Though one supposes it’s time to stop comparing the seasons of ‘Tec, pitting them against each other, looking for obvious parallels or pitfalls. Wayne Hays already stands on his own as a fascinating character, so much so that he’s nearly three fascinating characters in 1980, 1990 and 2015. Mahershala Ali has been on a tear since winning an acting Oscar for Moonlight, and while he may be up for another statue for Green Book his work here in True Detective is his most compelling to date. Rumor has it that Ali was originally approached to play Roland West (Hays’ partner, played by Stephen Dorff), and that Hays was originally a white character. Ali apparently convinced Nic Pizzolatto to reshape Hays, and the actor’s level of commitment and involvement comes through in the final result.
“Kiss Tomorrow Goodbye” fleshed out Hays through a kaleidoscope of small moments, having already established his effectiveness as a detective and his intense backstory as a tracker in Vietnam throughout the first episode. One instance comes in an interview with a young classmate of the Purcells. West might be joking when he tells the kid that Hays “loved” Star Wars, but Hays’ engagement with the comment — swinging a pretend lightsaber — is what gets the kid to loosen up. It’s a moment of levity that at the very least shows Hays is able to read another person as easily as he can read terrain. Then again, Hays later tells his Lit-Crit wife-to-be that he likes “Batman and Silver Surfer,” so maybe he’s actually a nerd after all.
He also tells her he doesn’t ever want to get married, and she agrees. We know they both change their minds, partially because we’re privy to their futures and partially because that’s just how love works. They make a family together, despite their intentions to the contrary, and it’s probable that Hays’ militaristic approach to his detective work is compromised by the family lifestyle (or vice versa).
That said, Amelia (Carmen Ejogo) is clearly a vital player in both the 1980 and the 1990 timelines this season. Her role isn’t simply to complicate things for Hays, or to make the male lead of the show more compelling. She does do that, but she’s actively involved in the investigation as well; she even garners the first major clue in the hunt for the Purcell kidnapper, connecting the dots through to Halloween night. In much the same way as we glimpse Hays’ outer life — we know he’s at least seen Star Wars — we glimpse Amelia’s, too, in something as quick as a half-second shot of a guy in a sedan coming to pick her up at the Community Center.

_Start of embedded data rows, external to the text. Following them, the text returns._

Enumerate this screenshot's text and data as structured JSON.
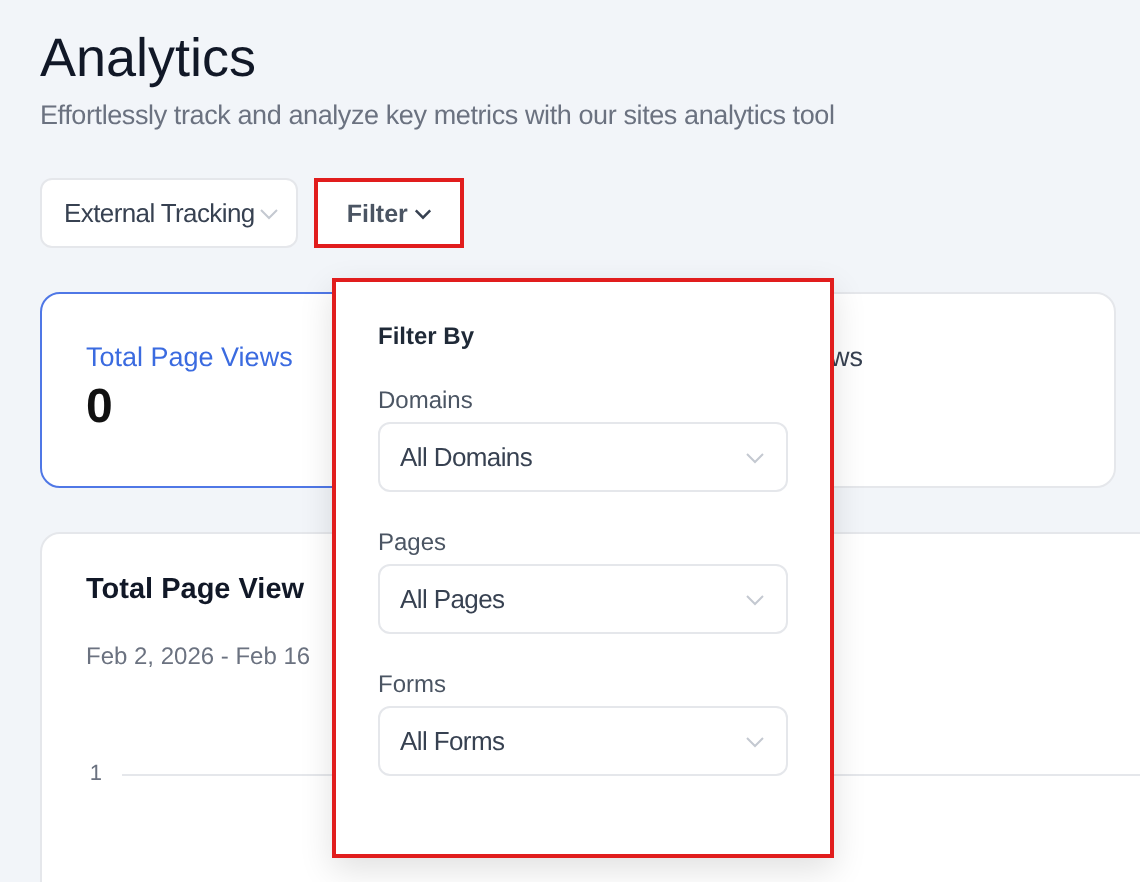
{
  "header": {
    "title": "Analytics",
    "subtitle": "Effortlessly track and analyze key metrics with our sites analytics tool"
  },
  "toolbar": {
    "source_select": "External Tracking",
    "filter_button": "Filter",
    "filter_expanded": true
  },
  "stat_cards": [
    {
      "label": "Total Page Views",
      "value": "0",
      "selected": true
    },
    {
      "label": "ws",
      "selected": false
    }
  ],
  "chart_card": {
    "title": "Total Page View",
    "date_range": "Feb 2, 2026 - Feb 16",
    "y_tick": "1"
  },
  "filter_menu": {
    "heading": "Filter By",
    "fields": [
      {
        "label": "Domains",
        "value": "All Domains"
      },
      {
        "label": "Pages",
        "value": "All Pages"
      },
      {
        "label": "Forms",
        "value": "All Forms"
      }
    ]
  }
}
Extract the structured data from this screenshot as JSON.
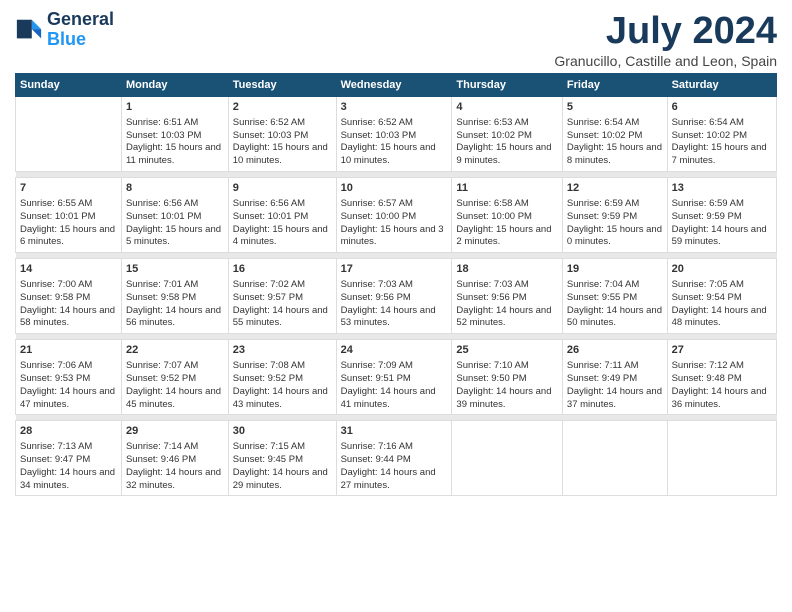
{
  "logo": {
    "line1": "General",
    "line2": "Blue"
  },
  "title": "July 2024",
  "subtitle": "Granucillo, Castille and Leon, Spain",
  "headers": [
    "Sunday",
    "Monday",
    "Tuesday",
    "Wednesday",
    "Thursday",
    "Friday",
    "Saturday"
  ],
  "weeks": [
    [
      {
        "day": "",
        "sunrise": "",
        "sunset": "",
        "daylight": ""
      },
      {
        "day": "1",
        "sunrise": "Sunrise: 6:51 AM",
        "sunset": "Sunset: 10:03 PM",
        "daylight": "Daylight: 15 hours and 11 minutes."
      },
      {
        "day": "2",
        "sunrise": "Sunrise: 6:52 AM",
        "sunset": "Sunset: 10:03 PM",
        "daylight": "Daylight: 15 hours and 10 minutes."
      },
      {
        "day": "3",
        "sunrise": "Sunrise: 6:52 AM",
        "sunset": "Sunset: 10:03 PM",
        "daylight": "Daylight: 15 hours and 10 minutes."
      },
      {
        "day": "4",
        "sunrise": "Sunrise: 6:53 AM",
        "sunset": "Sunset: 10:02 PM",
        "daylight": "Daylight: 15 hours and 9 minutes."
      },
      {
        "day": "5",
        "sunrise": "Sunrise: 6:54 AM",
        "sunset": "Sunset: 10:02 PM",
        "daylight": "Daylight: 15 hours and 8 minutes."
      },
      {
        "day": "6",
        "sunrise": "Sunrise: 6:54 AM",
        "sunset": "Sunset: 10:02 PM",
        "daylight": "Daylight: 15 hours and 7 minutes."
      }
    ],
    [
      {
        "day": "7",
        "sunrise": "Sunrise: 6:55 AM",
        "sunset": "Sunset: 10:01 PM",
        "daylight": "Daylight: 15 hours and 6 minutes."
      },
      {
        "day": "8",
        "sunrise": "Sunrise: 6:56 AM",
        "sunset": "Sunset: 10:01 PM",
        "daylight": "Daylight: 15 hours and 5 minutes."
      },
      {
        "day": "9",
        "sunrise": "Sunrise: 6:56 AM",
        "sunset": "Sunset: 10:01 PM",
        "daylight": "Daylight: 15 hours and 4 minutes."
      },
      {
        "day": "10",
        "sunrise": "Sunrise: 6:57 AM",
        "sunset": "Sunset: 10:00 PM",
        "daylight": "Daylight: 15 hours and 3 minutes."
      },
      {
        "day": "11",
        "sunrise": "Sunrise: 6:58 AM",
        "sunset": "Sunset: 10:00 PM",
        "daylight": "Daylight: 15 hours and 2 minutes."
      },
      {
        "day": "12",
        "sunrise": "Sunrise: 6:59 AM",
        "sunset": "Sunset: 9:59 PM",
        "daylight": "Daylight: 15 hours and 0 minutes."
      },
      {
        "day": "13",
        "sunrise": "Sunrise: 6:59 AM",
        "sunset": "Sunset: 9:59 PM",
        "daylight": "Daylight: 14 hours and 59 minutes."
      }
    ],
    [
      {
        "day": "14",
        "sunrise": "Sunrise: 7:00 AM",
        "sunset": "Sunset: 9:58 PM",
        "daylight": "Daylight: 14 hours and 58 minutes."
      },
      {
        "day": "15",
        "sunrise": "Sunrise: 7:01 AM",
        "sunset": "Sunset: 9:58 PM",
        "daylight": "Daylight: 14 hours and 56 minutes."
      },
      {
        "day": "16",
        "sunrise": "Sunrise: 7:02 AM",
        "sunset": "Sunset: 9:57 PM",
        "daylight": "Daylight: 14 hours and 55 minutes."
      },
      {
        "day": "17",
        "sunrise": "Sunrise: 7:03 AM",
        "sunset": "Sunset: 9:56 PM",
        "daylight": "Daylight: 14 hours and 53 minutes."
      },
      {
        "day": "18",
        "sunrise": "Sunrise: 7:03 AM",
        "sunset": "Sunset: 9:56 PM",
        "daylight": "Daylight: 14 hours and 52 minutes."
      },
      {
        "day": "19",
        "sunrise": "Sunrise: 7:04 AM",
        "sunset": "Sunset: 9:55 PM",
        "daylight": "Daylight: 14 hours and 50 minutes."
      },
      {
        "day": "20",
        "sunrise": "Sunrise: 7:05 AM",
        "sunset": "Sunset: 9:54 PM",
        "daylight": "Daylight: 14 hours and 48 minutes."
      }
    ],
    [
      {
        "day": "21",
        "sunrise": "Sunrise: 7:06 AM",
        "sunset": "Sunset: 9:53 PM",
        "daylight": "Daylight: 14 hours and 47 minutes."
      },
      {
        "day": "22",
        "sunrise": "Sunrise: 7:07 AM",
        "sunset": "Sunset: 9:52 PM",
        "daylight": "Daylight: 14 hours and 45 minutes."
      },
      {
        "day": "23",
        "sunrise": "Sunrise: 7:08 AM",
        "sunset": "Sunset: 9:52 PM",
        "daylight": "Daylight: 14 hours and 43 minutes."
      },
      {
        "day": "24",
        "sunrise": "Sunrise: 7:09 AM",
        "sunset": "Sunset: 9:51 PM",
        "daylight": "Daylight: 14 hours and 41 minutes."
      },
      {
        "day": "25",
        "sunrise": "Sunrise: 7:10 AM",
        "sunset": "Sunset: 9:50 PM",
        "daylight": "Daylight: 14 hours and 39 minutes."
      },
      {
        "day": "26",
        "sunrise": "Sunrise: 7:11 AM",
        "sunset": "Sunset: 9:49 PM",
        "daylight": "Daylight: 14 hours and 37 minutes."
      },
      {
        "day": "27",
        "sunrise": "Sunrise: 7:12 AM",
        "sunset": "Sunset: 9:48 PM",
        "daylight": "Daylight: 14 hours and 36 minutes."
      }
    ],
    [
      {
        "day": "28",
        "sunrise": "Sunrise: 7:13 AM",
        "sunset": "Sunset: 9:47 PM",
        "daylight": "Daylight: 14 hours and 34 minutes."
      },
      {
        "day": "29",
        "sunrise": "Sunrise: 7:14 AM",
        "sunset": "Sunset: 9:46 PM",
        "daylight": "Daylight: 14 hours and 32 minutes."
      },
      {
        "day": "30",
        "sunrise": "Sunrise: 7:15 AM",
        "sunset": "Sunset: 9:45 PM",
        "daylight": "Daylight: 14 hours and 29 minutes."
      },
      {
        "day": "31",
        "sunrise": "Sunrise: 7:16 AM",
        "sunset": "Sunset: 9:44 PM",
        "daylight": "Daylight: 14 hours and 27 minutes."
      },
      {
        "day": "",
        "sunrise": "",
        "sunset": "",
        "daylight": ""
      },
      {
        "day": "",
        "sunrise": "",
        "sunset": "",
        "daylight": ""
      },
      {
        "day": "",
        "sunrise": "",
        "sunset": "",
        "daylight": ""
      }
    ]
  ]
}
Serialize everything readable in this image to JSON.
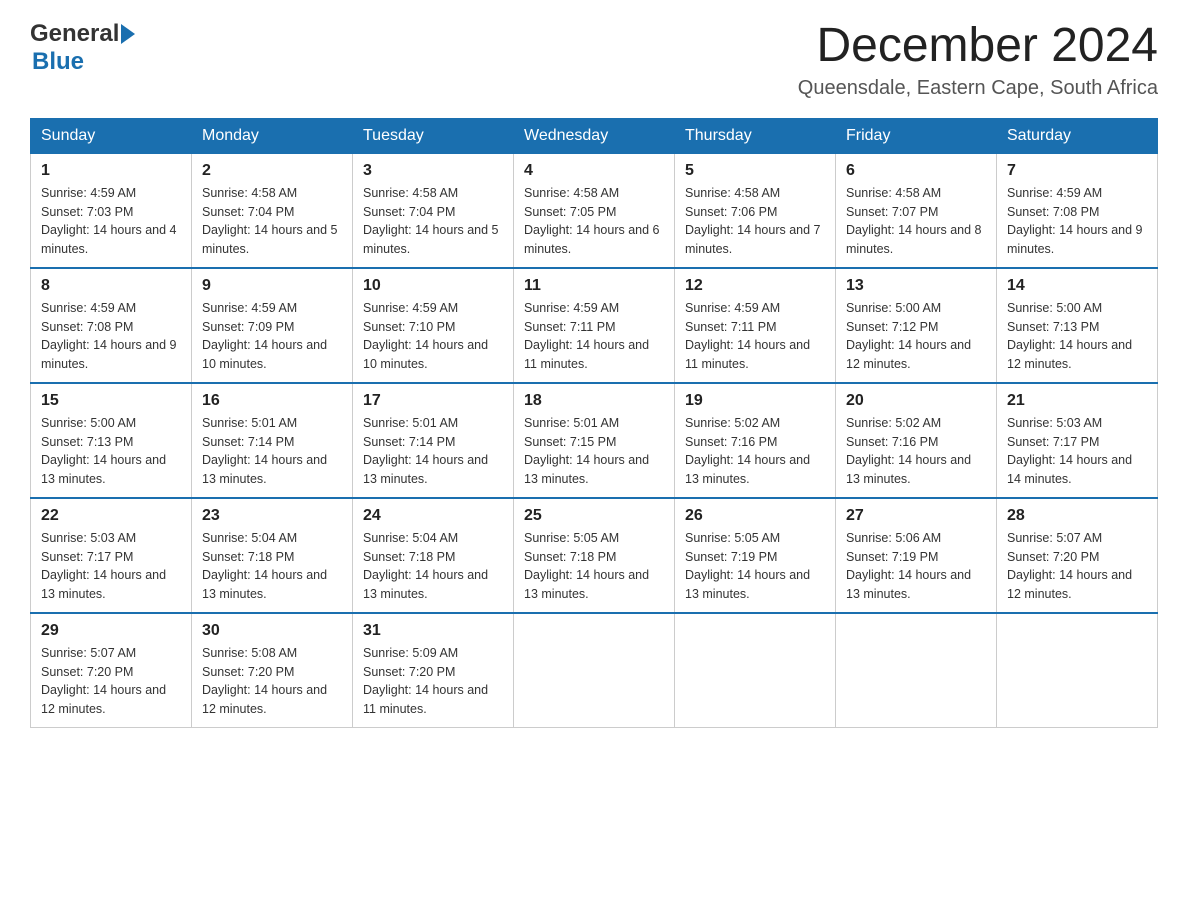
{
  "header": {
    "logo_general": "General",
    "logo_blue": "Blue",
    "month_title": "December 2024",
    "location": "Queensdale, Eastern Cape, South Africa"
  },
  "weekdays": [
    "Sunday",
    "Monday",
    "Tuesday",
    "Wednesday",
    "Thursday",
    "Friday",
    "Saturday"
  ],
  "weeks": [
    [
      {
        "day": "1",
        "sunrise": "4:59 AM",
        "sunset": "7:03 PM",
        "daylight": "14 hours and 4 minutes."
      },
      {
        "day": "2",
        "sunrise": "4:58 AM",
        "sunset": "7:04 PM",
        "daylight": "14 hours and 5 minutes."
      },
      {
        "day": "3",
        "sunrise": "4:58 AM",
        "sunset": "7:04 PM",
        "daylight": "14 hours and 5 minutes."
      },
      {
        "day": "4",
        "sunrise": "4:58 AM",
        "sunset": "7:05 PM",
        "daylight": "14 hours and 6 minutes."
      },
      {
        "day": "5",
        "sunrise": "4:58 AM",
        "sunset": "7:06 PM",
        "daylight": "14 hours and 7 minutes."
      },
      {
        "day": "6",
        "sunrise": "4:58 AM",
        "sunset": "7:07 PM",
        "daylight": "14 hours and 8 minutes."
      },
      {
        "day": "7",
        "sunrise": "4:59 AM",
        "sunset": "7:08 PM",
        "daylight": "14 hours and 9 minutes."
      }
    ],
    [
      {
        "day": "8",
        "sunrise": "4:59 AM",
        "sunset": "7:08 PM",
        "daylight": "14 hours and 9 minutes."
      },
      {
        "day": "9",
        "sunrise": "4:59 AM",
        "sunset": "7:09 PM",
        "daylight": "14 hours and 10 minutes."
      },
      {
        "day": "10",
        "sunrise": "4:59 AM",
        "sunset": "7:10 PM",
        "daylight": "14 hours and 10 minutes."
      },
      {
        "day": "11",
        "sunrise": "4:59 AM",
        "sunset": "7:11 PM",
        "daylight": "14 hours and 11 minutes."
      },
      {
        "day": "12",
        "sunrise": "4:59 AM",
        "sunset": "7:11 PM",
        "daylight": "14 hours and 11 minutes."
      },
      {
        "day": "13",
        "sunrise": "5:00 AM",
        "sunset": "7:12 PM",
        "daylight": "14 hours and 12 minutes."
      },
      {
        "day": "14",
        "sunrise": "5:00 AM",
        "sunset": "7:13 PM",
        "daylight": "14 hours and 12 minutes."
      }
    ],
    [
      {
        "day": "15",
        "sunrise": "5:00 AM",
        "sunset": "7:13 PM",
        "daylight": "14 hours and 13 minutes."
      },
      {
        "day": "16",
        "sunrise": "5:01 AM",
        "sunset": "7:14 PM",
        "daylight": "14 hours and 13 minutes."
      },
      {
        "day": "17",
        "sunrise": "5:01 AM",
        "sunset": "7:14 PM",
        "daylight": "14 hours and 13 minutes."
      },
      {
        "day": "18",
        "sunrise": "5:01 AM",
        "sunset": "7:15 PM",
        "daylight": "14 hours and 13 minutes."
      },
      {
        "day": "19",
        "sunrise": "5:02 AM",
        "sunset": "7:16 PM",
        "daylight": "14 hours and 13 minutes."
      },
      {
        "day": "20",
        "sunrise": "5:02 AM",
        "sunset": "7:16 PM",
        "daylight": "14 hours and 13 minutes."
      },
      {
        "day": "21",
        "sunrise": "5:03 AM",
        "sunset": "7:17 PM",
        "daylight": "14 hours and 14 minutes."
      }
    ],
    [
      {
        "day": "22",
        "sunrise": "5:03 AM",
        "sunset": "7:17 PM",
        "daylight": "14 hours and 13 minutes."
      },
      {
        "day": "23",
        "sunrise": "5:04 AM",
        "sunset": "7:18 PM",
        "daylight": "14 hours and 13 minutes."
      },
      {
        "day": "24",
        "sunrise": "5:04 AM",
        "sunset": "7:18 PM",
        "daylight": "14 hours and 13 minutes."
      },
      {
        "day": "25",
        "sunrise": "5:05 AM",
        "sunset": "7:18 PM",
        "daylight": "14 hours and 13 minutes."
      },
      {
        "day": "26",
        "sunrise": "5:05 AM",
        "sunset": "7:19 PM",
        "daylight": "14 hours and 13 minutes."
      },
      {
        "day": "27",
        "sunrise": "5:06 AM",
        "sunset": "7:19 PM",
        "daylight": "14 hours and 13 minutes."
      },
      {
        "day": "28",
        "sunrise": "5:07 AM",
        "sunset": "7:20 PM",
        "daylight": "14 hours and 12 minutes."
      }
    ],
    [
      {
        "day": "29",
        "sunrise": "5:07 AM",
        "sunset": "7:20 PM",
        "daylight": "14 hours and 12 minutes."
      },
      {
        "day": "30",
        "sunrise": "5:08 AM",
        "sunset": "7:20 PM",
        "daylight": "14 hours and 12 minutes."
      },
      {
        "day": "31",
        "sunrise": "5:09 AM",
        "sunset": "7:20 PM",
        "daylight": "14 hours and 11 minutes."
      },
      null,
      null,
      null,
      null
    ]
  ]
}
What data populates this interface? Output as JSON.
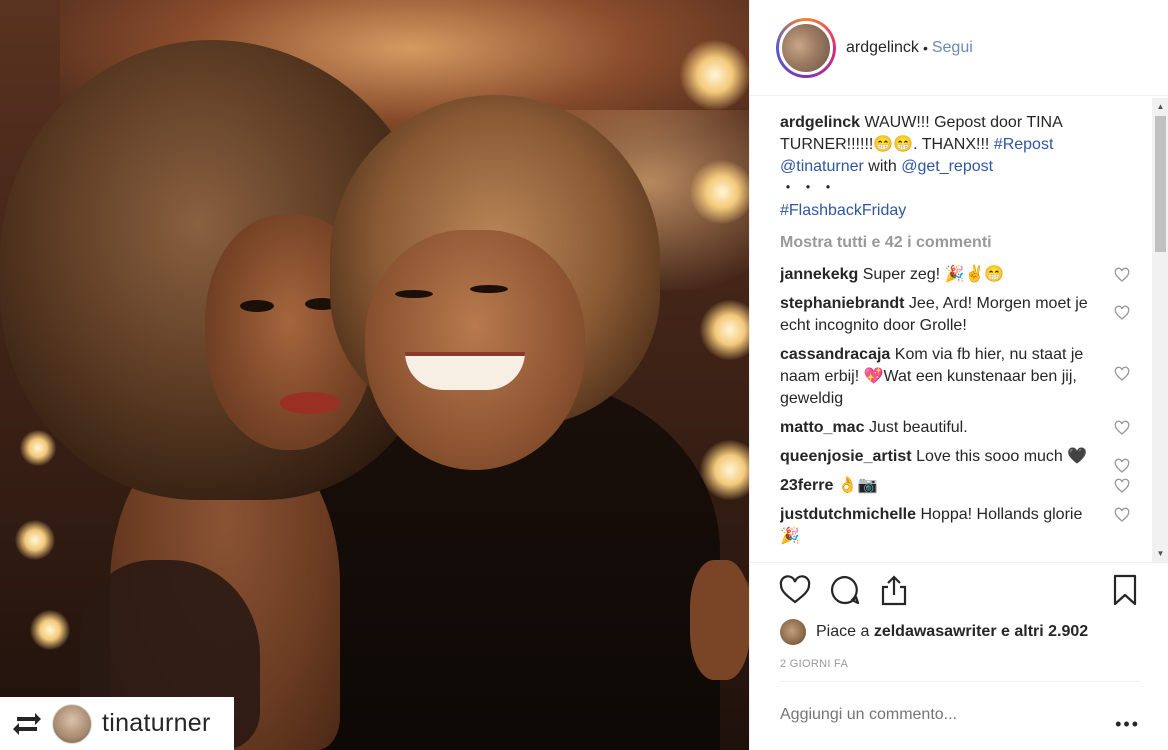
{
  "photo": {
    "repost_name": "tinaturner"
  },
  "header": {
    "username": "ardgelinck",
    "separator": "•",
    "follow": "Segui"
  },
  "caption": {
    "user": "ardgelinck",
    "text": "WAUW!!! Gepost door TINA TURNER!!!!!!😁😁. THANX!!!",
    "tag_repost": "#Repost",
    "mention_tina": "@tinaturner",
    "with": "with",
    "mention_repost": "@get_repost",
    "dots": "・・・",
    "tag_flashback": "#FlashbackFriday"
  },
  "show_all": "Mostra tutti e 42 i commenti",
  "comments": [
    {
      "user": "jannekekg",
      "text": "Super zeg! 🎉✌😁"
    },
    {
      "user": "stephaniebrandt",
      "text": "Jee, Ard! Morgen moet je echt incognito door Grolle!"
    },
    {
      "user": "cassandracaja",
      "text": "Kom via fb hier, nu staat je naam erbij! 💖Wat een kunstenaar ben jij, geweldig"
    },
    {
      "user": "matto_mac",
      "text": "Just beautiful."
    },
    {
      "user": "queenjosie_artist",
      "text": "Love this sooo much 🖤"
    },
    {
      "user": "23ferre",
      "text": "👌📷"
    },
    {
      "user": "justdutchmichelle",
      "text": "Hoppa! Hollands glorie🎉"
    }
  ],
  "likes": {
    "prefix": "Piace a",
    "user": "zeldawasawriter",
    "suffix": "e altri 2.902"
  },
  "time": "2 GIORNI FA",
  "add_comment_placeholder": "Aggiungi un commento...",
  "more_label": "•••",
  "colors": {
    "link": "#2f56a3",
    "follow": "#6b8ab8",
    "muted": "#999999"
  }
}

This is True Detective, so at times these moments play out suspiciously. Are we supposed to remember the Sedan Guy’s face? Did he do it? Is it suspicious that Amelia seems so enraptured by the wicker doll, and by the case in general? One of the primary suspects this season is the Purcell patriarch Tom (played by the fantastic Scoot McNairy). In “Goodbye” we see him return to work the day after his son’s funeral, to the shock and surprise of his coworkers. “I’ve been working full-time since I was fourteen years old,” he snaps when questioned. In the context of a detective show, this scene would be suspicious. Why show it otherwise?
The reason, of course, is that this detective show is more effectively about the broken people engulfed in crime than about the crime itself, or who perpetuated it. “I can’t go to sleep and I can’t wake up,” Tom says later. He’s striving for normalcy, which might be what Hays and Amelia both do as they draw toward one another despite their aversion to marriage. Even Woodard, when it becomes clear that he’s a suspect as well, says “I’ve got kids” as if such a normal state of affairs must therefore absolve him of any abnormal wrongdoing. With such a focus on family instilled in the third season so far, it’s exciting to see that True Detective recognize its real strengths aren’t at all where you expect them to be.